Our universe is full of large structures many times the size of our planet, such as a star that only pulsates on one side and a galaxy that looks like a sombrero. However, ultra-dense neutron stars, the collapsed cores of giant stars after a supernova explosion, generally have more modest sizes. A new study by an international research team has narrowed down the radius range of typical neutron stars, which has provided astronomers with the most precise measurements to date.

“We find that the typical neutron star, which is about 1.4 times as heavy as our Sun has a radius of about 11 kilometers (6.8 miles),” Badri Krishnan, who led the research team at the Albert Einstein Institute (AEI), Hannover, said in a statement. “Our results limit the radius to likely be somewhere between 10.4 and 11.9 kilometers (6.5 to 7.4 miles). This is a factor of two more stringent than previous results.”

Published in Nature Astronomy, the team’s work used a combination of knowledge from a general first-principles description of the unknown behavior of neutron star matter and the first-ever observations of a binary neutron star merger, GW170817.

“Binary neutron star mergers are a gold mine of information!” Collin Capano, a researcher at the AEI Hannover and lead author of the study, exclaimed. “Neutron stars contain the densest matter in the observable universe... By measuring these objects’ properties, we learn about the fundamental physics that governs matter at the sub-atomic level.”

“It’s a bit mind boggling,” Capano added. “GW170817 was caused by the collision of two city-sized objects 120 million years ago, when dinosaurs were walking around here on Earth. This happened in a galaxy a billion trillion kilometers away. From that, we have gained insight into sub-atomic physics.”

The GW170817 merger was observed in gravitational waves and throughout the entire electromagnetic spectrum in August 2017. By understanding the underlying nuclear physics of the astrophysical event, the researchers were able to determine physical properties, like the mass and radii, of the neutron stars.

The calculated constraints yielded further information for the team about the fate of neutron stars merging with a black hole in a binary system. In most cases, they predict that the neutron star is likely to be swallowed whole by the black hole as opposed to being torn apart.
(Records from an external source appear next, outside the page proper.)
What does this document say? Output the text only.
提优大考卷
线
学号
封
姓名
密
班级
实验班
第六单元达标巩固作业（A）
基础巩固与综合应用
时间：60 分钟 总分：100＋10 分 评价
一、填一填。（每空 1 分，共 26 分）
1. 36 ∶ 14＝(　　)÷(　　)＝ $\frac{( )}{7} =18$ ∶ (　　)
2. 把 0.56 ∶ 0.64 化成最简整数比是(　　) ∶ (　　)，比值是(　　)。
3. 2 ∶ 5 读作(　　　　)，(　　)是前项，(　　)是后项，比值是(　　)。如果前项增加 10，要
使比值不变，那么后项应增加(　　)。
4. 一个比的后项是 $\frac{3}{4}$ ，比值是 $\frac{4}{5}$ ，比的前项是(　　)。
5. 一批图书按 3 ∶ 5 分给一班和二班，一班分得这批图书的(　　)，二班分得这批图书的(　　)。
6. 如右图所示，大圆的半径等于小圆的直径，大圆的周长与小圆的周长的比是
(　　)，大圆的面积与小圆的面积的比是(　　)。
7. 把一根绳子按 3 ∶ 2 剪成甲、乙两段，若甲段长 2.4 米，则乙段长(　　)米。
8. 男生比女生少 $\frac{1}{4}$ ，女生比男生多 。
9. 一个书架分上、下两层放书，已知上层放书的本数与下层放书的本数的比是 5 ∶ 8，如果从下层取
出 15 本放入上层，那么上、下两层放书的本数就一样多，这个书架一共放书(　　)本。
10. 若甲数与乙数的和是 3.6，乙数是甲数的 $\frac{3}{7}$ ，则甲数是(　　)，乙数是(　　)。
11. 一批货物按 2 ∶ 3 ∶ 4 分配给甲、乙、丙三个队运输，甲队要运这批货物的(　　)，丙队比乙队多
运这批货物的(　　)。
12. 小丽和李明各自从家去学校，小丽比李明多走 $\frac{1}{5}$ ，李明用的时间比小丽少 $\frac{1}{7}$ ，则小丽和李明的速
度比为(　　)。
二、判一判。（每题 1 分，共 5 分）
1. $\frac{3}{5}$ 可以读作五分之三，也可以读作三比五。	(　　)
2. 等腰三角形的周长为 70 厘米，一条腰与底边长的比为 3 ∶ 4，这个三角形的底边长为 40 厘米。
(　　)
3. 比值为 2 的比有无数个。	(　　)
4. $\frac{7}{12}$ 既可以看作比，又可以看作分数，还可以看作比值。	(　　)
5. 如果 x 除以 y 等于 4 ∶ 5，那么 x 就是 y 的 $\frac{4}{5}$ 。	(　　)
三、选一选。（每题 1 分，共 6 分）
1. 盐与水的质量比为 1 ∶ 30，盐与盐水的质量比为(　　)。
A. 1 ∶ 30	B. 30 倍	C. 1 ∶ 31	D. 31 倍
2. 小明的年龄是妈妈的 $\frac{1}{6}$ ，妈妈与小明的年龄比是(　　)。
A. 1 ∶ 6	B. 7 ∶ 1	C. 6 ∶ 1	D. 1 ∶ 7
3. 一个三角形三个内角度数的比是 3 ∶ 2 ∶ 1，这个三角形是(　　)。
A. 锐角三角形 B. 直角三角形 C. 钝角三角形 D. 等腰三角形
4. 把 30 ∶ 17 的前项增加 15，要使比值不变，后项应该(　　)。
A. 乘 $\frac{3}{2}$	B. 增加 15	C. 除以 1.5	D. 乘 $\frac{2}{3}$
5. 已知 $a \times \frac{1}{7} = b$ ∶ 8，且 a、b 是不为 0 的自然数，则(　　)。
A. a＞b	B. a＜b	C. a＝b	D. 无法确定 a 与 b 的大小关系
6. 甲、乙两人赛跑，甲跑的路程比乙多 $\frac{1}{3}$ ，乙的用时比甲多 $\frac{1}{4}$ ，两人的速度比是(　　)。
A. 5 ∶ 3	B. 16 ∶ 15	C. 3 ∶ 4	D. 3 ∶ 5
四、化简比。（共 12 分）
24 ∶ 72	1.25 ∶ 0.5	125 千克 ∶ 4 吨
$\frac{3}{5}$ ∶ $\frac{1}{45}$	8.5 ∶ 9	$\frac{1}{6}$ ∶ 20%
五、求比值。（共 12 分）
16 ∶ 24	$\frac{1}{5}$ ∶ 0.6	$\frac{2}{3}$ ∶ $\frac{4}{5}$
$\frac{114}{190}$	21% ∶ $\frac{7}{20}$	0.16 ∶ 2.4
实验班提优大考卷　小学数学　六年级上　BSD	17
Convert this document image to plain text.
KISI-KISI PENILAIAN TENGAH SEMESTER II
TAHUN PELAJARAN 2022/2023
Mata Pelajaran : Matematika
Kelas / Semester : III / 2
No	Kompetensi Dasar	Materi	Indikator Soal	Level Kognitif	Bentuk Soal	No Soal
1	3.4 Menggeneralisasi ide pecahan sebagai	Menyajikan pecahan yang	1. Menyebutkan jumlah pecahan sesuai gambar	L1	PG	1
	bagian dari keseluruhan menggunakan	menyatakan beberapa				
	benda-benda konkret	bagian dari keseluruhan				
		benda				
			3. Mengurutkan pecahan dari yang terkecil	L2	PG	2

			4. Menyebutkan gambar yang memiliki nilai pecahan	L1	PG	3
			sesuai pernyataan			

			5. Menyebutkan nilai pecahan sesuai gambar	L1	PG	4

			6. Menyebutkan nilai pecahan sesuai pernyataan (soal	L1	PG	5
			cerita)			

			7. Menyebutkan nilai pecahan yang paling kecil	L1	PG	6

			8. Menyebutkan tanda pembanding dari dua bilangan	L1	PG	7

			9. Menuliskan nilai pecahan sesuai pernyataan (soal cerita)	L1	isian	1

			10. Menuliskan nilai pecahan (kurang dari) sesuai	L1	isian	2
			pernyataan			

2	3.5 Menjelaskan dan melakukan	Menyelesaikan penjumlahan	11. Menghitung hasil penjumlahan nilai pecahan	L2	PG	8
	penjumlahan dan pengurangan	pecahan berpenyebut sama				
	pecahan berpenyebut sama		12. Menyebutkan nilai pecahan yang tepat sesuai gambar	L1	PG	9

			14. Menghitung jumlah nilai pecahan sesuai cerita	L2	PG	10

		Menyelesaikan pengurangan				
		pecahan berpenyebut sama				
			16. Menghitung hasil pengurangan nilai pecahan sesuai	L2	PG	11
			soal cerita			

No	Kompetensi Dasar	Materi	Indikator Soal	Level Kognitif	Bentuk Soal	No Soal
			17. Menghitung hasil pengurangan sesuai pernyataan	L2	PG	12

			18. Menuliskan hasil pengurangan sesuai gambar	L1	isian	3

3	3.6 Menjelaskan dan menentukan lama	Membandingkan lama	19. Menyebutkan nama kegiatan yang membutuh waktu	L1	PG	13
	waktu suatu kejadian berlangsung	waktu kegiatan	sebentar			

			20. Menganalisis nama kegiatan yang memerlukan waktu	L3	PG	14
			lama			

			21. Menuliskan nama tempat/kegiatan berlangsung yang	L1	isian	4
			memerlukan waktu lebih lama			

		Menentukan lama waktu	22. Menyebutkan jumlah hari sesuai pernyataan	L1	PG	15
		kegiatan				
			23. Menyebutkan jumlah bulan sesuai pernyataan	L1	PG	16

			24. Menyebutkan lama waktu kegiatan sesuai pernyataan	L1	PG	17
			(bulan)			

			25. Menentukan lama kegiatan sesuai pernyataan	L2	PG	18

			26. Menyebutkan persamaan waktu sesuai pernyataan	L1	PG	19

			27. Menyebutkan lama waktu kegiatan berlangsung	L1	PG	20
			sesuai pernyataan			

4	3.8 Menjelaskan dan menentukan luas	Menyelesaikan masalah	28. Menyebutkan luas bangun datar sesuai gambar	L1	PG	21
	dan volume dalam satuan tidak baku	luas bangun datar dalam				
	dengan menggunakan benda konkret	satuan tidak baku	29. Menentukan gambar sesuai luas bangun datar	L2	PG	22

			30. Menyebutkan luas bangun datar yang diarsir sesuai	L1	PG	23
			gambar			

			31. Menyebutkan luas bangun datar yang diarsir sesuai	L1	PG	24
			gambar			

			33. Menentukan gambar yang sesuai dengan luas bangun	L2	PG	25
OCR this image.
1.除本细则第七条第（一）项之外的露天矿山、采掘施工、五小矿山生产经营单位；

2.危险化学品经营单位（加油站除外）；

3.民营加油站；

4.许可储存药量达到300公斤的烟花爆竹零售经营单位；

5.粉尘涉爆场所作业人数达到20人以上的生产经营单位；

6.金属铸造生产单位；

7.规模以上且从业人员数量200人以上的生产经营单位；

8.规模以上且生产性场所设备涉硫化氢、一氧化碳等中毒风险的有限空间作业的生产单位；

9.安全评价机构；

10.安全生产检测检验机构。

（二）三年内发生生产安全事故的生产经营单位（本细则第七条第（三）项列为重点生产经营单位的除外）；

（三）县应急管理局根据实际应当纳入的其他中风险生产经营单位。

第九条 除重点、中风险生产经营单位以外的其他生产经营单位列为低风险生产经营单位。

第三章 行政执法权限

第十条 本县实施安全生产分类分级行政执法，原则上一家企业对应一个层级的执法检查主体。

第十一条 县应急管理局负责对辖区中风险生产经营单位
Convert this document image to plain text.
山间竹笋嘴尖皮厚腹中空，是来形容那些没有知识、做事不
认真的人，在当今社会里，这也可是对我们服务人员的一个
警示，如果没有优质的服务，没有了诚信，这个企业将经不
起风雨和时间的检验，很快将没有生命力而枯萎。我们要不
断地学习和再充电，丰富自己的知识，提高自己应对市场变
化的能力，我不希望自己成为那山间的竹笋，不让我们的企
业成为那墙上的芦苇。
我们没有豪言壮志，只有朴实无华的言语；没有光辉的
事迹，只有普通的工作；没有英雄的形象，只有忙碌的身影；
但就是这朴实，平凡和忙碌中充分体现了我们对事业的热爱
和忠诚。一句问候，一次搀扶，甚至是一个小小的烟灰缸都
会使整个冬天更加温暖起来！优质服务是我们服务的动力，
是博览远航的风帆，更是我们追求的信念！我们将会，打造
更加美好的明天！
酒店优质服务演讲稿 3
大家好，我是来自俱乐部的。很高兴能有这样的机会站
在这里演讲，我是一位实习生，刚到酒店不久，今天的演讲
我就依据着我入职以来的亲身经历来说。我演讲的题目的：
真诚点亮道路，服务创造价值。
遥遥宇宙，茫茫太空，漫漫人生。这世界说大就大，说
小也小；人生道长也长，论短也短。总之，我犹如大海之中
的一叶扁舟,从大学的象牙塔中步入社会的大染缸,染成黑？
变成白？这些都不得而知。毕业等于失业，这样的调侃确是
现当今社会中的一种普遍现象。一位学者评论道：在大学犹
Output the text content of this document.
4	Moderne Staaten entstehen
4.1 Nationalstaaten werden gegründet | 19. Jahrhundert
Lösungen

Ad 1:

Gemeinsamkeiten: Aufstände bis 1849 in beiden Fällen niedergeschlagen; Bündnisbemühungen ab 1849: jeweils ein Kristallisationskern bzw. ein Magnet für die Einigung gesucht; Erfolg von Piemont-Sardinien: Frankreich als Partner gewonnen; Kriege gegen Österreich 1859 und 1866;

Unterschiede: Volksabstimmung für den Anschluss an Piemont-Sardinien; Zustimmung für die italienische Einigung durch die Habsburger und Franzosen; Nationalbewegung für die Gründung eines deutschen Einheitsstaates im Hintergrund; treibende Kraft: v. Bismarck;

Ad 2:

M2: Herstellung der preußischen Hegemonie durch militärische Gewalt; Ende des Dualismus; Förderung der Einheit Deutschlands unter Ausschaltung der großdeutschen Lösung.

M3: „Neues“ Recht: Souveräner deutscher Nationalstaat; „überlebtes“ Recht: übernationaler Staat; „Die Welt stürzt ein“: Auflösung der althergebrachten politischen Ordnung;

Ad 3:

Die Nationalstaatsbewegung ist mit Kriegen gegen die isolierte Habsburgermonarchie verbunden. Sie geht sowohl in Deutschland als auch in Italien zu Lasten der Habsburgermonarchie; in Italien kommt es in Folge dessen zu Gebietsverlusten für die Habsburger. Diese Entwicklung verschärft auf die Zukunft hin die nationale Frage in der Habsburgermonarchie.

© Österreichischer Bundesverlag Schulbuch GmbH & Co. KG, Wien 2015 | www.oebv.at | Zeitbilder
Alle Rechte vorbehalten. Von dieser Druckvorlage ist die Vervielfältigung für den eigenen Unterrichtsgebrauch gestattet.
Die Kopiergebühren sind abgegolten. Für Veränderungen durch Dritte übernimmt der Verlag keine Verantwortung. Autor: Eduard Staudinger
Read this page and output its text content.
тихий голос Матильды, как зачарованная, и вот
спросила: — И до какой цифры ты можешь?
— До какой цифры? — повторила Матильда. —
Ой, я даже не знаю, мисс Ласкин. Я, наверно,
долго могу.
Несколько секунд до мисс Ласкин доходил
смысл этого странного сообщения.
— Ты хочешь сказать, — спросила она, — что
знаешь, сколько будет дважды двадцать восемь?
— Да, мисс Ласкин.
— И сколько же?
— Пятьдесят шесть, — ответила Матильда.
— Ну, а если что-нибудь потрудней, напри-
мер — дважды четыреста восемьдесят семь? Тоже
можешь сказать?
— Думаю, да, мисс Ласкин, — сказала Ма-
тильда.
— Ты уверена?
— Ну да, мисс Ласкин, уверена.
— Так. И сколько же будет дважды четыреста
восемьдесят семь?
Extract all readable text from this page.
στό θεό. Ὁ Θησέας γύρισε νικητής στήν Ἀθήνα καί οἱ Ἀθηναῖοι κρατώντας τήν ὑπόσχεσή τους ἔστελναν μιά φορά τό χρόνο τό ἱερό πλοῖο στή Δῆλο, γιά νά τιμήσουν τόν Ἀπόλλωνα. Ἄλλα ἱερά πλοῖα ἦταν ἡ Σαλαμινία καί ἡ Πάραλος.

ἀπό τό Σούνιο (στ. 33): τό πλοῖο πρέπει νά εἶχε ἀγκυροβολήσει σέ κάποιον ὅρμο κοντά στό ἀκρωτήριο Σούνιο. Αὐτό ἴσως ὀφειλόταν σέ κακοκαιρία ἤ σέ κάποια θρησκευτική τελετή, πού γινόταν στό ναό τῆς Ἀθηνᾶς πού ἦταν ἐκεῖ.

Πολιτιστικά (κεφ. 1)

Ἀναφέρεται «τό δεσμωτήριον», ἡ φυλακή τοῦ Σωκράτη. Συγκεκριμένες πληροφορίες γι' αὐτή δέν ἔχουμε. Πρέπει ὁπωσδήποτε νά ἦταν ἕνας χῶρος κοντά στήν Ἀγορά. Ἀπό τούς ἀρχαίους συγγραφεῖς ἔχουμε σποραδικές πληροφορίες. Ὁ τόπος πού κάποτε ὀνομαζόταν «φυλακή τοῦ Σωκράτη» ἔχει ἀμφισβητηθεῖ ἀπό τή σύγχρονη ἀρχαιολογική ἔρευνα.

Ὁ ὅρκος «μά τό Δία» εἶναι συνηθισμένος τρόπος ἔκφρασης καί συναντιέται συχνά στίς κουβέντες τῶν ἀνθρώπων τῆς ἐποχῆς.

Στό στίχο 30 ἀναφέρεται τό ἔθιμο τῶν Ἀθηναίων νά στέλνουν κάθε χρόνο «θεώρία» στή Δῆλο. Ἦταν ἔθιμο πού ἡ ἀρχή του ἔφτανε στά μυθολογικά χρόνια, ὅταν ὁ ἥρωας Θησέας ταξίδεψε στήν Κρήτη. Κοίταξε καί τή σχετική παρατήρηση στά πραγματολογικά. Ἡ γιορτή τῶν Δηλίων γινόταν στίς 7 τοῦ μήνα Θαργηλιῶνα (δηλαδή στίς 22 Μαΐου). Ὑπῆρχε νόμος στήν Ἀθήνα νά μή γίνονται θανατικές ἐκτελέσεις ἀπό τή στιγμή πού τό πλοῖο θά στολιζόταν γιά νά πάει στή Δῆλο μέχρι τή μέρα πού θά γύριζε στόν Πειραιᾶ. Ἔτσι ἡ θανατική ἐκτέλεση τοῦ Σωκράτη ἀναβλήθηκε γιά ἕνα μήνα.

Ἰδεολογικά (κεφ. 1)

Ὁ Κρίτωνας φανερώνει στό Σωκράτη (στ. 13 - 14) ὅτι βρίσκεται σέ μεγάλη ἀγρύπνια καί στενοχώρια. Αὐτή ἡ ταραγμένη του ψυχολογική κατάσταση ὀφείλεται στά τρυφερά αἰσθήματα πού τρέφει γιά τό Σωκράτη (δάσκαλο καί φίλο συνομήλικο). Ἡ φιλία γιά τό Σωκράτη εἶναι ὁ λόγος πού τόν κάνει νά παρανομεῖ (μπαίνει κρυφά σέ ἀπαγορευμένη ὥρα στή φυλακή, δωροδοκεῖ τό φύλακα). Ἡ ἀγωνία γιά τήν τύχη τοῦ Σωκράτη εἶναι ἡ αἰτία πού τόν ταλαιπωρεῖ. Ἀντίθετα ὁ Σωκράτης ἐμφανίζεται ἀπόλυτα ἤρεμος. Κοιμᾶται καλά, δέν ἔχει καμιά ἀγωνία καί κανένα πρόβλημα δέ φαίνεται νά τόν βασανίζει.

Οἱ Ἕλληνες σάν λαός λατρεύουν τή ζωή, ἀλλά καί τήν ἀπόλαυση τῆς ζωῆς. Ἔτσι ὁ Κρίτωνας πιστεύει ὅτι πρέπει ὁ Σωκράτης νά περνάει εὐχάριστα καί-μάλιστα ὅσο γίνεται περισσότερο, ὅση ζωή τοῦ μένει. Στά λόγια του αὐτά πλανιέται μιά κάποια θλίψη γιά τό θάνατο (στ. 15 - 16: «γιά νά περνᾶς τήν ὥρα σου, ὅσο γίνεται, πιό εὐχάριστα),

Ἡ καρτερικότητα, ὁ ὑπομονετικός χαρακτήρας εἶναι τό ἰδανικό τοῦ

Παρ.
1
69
This could have implications for future observations of such events, as they may only be seen as gravitational-wave sources and become invisible in the electromagnetic spectrum.

“These results are exciting, not just because we have been able to vastly improve neutron star radii measurements, but because it gives us a window into the ultimate fate of neutron stars in merging binaries,” Stephanie Brown, co-author of the publication and a PhD student at the AEI Hannover, explained.